What percent of #"HIn"# (#"pH"# range of #2.60#) is in the buffer solution in order to see only the acidic color of the indicator, if the acid-base ratio to see the acidic color is equal to the base-acid ratio to see the basic color?

I got #95.2%# #"HIn"#.

If #(["HIn"])/(["In"^(-)])# to see the acidic color is equal to #(["In"^(-)])/(["Hin"])# to see the basic color, whatever ratio that is, they are separate scenarios, but their quantities are the same so that the distance of both pH boundaries are equidistant from the #"pK"_a#.

And so, using both versions of the Henderson-Hasselbalch equation,

#"pH"_b = "pK"_a + log((["In"^(-)])/(["Hin"]))# #" "" "" "" "bb((1))#

#14 - "pH"_a = "pK"_b + log((["HIn"])/(["In"^(-)]))# #" "" "bb((2))#

where #"pH"_a# is the minimum pH in the range, and #"pH"_b# is the maximum #"pH"# in the range. In each case, the ratio of acid to base is equal to the other, but is not #1#.

Upon solving #(1)# and #(2)# for #"pK"_a#, we obtain (using #"pK"_a + "pK"_b = 14#):

#"pK"_a = "pH"_b - log((["In"^(-)])/(["Hin"]))# #" "" "" "bb((3))#

#"pK"_a = "pH"_a + log((["HIn"])/(["In"^(-)]))# #" "" "" "bb((4))#

Setting #(3)# equal to #(4)# gives:

#"pH"_b - log((["In"^(-)])/(["Hin"])) = "pH"_a + log((["HIn"])/(["In"^(-)]))#

#Delta"pH"_(ab) = "pH"_b - "pH"_a = 2.60#

#= log((["In"^(-)])/(["Hin"])) + log((["HIn"])/(["In"^(-)]))#

Since the acid/base ratios are numerically equal in different scenarios, call the ratio #c_(ab)#.

#2.60 = 2log(c_(ab))#,

#=> c_(ab) = 10^(1.30) = 19.95#

So, if #19.95 = (["HIn"])/(["In"^(-)])# (as it must be to see only #"HIn"#), then

#19.95["In"^(-)] = ["HIn"]# #" "" "" "" "" "bb((5))#

and that means #["HIn"]# is #bb19.95# times more present than #["In"^(-)]#.

We know that

#%"HIn" + %"In"^(-) = 100%#,#" "" "bb((6))#

so since #%"In"^(-) cdot 19.95 = %"HIn"# from #(5)#, plug that into #(6)# to get:

#%"HIn" + (%"HIn")/(19.95) = 100%#.

Solving this, we get:

#%"HIn"(1 + 1/19.95) = 100%#

#=> color(blue)(%"HIn") = (100/(1 + 1/19.95))% = color(blue)ul(95.2%)#

to see only the acidic color.

What percent of #"In"^(-)# is required to see only the basic color?

EXAMPLE

Methyl red would be an example with a #"pH"# range of #4.40 - 6.20#, or #1.80# #"pH"# units. It turns red below #"pH"# #4.40# ("acidic", dominated by #"HIn"#), and yellow above #"pH"# #6.20# ("basic", dominated by #"In"^(-)#).
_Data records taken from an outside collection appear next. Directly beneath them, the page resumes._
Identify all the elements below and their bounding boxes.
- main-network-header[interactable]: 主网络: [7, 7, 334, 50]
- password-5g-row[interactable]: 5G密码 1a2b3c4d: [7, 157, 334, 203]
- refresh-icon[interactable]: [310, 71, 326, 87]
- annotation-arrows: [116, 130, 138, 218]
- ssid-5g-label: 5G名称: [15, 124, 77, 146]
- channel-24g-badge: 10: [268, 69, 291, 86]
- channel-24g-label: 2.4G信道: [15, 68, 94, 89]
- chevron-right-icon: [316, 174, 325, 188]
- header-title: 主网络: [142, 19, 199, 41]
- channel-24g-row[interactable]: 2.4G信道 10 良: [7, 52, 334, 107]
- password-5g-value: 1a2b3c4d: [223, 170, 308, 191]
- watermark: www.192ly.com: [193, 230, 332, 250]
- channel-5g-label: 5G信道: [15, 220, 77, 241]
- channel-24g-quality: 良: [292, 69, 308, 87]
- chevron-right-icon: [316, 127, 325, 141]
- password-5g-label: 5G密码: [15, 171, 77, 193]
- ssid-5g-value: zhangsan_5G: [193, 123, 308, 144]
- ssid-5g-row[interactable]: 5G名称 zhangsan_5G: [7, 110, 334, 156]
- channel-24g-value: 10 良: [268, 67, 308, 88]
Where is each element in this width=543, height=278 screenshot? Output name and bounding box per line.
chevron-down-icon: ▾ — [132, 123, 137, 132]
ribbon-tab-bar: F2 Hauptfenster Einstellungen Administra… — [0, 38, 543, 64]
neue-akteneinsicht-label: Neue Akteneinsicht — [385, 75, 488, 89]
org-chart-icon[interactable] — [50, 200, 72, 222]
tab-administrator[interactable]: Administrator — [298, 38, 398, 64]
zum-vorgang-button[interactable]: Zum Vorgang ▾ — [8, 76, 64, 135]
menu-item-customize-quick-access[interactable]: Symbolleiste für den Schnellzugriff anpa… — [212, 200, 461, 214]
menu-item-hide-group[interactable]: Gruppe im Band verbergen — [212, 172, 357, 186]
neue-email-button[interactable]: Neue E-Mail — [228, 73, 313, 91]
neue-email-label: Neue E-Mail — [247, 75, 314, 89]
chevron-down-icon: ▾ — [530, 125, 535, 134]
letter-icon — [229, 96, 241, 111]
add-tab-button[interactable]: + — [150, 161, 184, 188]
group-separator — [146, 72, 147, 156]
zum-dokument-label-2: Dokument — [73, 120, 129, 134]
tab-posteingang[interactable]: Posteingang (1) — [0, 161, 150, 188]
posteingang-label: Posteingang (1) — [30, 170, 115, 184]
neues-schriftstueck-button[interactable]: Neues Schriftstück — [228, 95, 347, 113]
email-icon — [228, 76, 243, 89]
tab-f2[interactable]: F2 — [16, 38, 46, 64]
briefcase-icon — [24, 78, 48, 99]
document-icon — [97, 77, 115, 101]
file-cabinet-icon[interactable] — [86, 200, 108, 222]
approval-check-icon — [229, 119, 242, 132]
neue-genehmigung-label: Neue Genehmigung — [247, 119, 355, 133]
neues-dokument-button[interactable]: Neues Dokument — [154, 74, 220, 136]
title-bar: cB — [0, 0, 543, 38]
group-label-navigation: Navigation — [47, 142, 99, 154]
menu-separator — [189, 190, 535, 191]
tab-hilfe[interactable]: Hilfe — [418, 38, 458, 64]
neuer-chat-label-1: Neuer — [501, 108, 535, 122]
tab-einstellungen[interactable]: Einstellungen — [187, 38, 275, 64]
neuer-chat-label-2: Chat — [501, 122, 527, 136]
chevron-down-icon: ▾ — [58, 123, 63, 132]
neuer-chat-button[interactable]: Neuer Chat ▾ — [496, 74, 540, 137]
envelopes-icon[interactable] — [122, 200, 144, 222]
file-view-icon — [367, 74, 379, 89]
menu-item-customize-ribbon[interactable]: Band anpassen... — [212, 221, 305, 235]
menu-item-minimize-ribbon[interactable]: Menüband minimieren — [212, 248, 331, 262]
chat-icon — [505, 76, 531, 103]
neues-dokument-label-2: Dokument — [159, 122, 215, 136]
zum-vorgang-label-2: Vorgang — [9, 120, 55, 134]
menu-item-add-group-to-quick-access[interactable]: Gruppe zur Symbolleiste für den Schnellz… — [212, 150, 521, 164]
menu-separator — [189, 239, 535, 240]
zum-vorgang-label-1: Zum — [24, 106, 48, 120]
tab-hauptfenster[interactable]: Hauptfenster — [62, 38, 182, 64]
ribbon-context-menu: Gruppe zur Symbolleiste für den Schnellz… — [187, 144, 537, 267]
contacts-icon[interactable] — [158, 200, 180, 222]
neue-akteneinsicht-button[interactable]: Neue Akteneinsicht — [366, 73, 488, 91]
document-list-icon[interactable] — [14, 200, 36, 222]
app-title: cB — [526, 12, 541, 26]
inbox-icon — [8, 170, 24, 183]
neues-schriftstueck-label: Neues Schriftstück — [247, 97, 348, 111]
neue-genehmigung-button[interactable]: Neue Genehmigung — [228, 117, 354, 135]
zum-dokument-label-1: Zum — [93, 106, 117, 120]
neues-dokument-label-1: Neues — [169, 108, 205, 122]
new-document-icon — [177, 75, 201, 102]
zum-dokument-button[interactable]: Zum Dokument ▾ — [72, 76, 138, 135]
That is, the acidic #"HIn"# color is seen below #"pH"# #4.40#, and the basic #"In"^(-)# color is seen above #"pH"# #6.20#.

Using the methyl red example for a reality check, we have that its #"pK"_a# is #4.95#.

That means that from #(1)# and #(2)#:

#4.95 = 6.20 - log((["In"^(-)])/(["Hin"]))#

#4.95 = 4.40 + log((["HIn"])/(["In"^(-)]))#

In this case, it's an example where the ratios of acid and base are not equal in either case.

See if you can show that #color(green)(%"In"^(-) = 94.7%)# to see the basic (yellow) color at #color(green)("pH" = 6.20)#, and that #color(green)(%"HIn" = 78.0%)# to see the acidic (red) color at #color(green)("pH" = 4.95)#.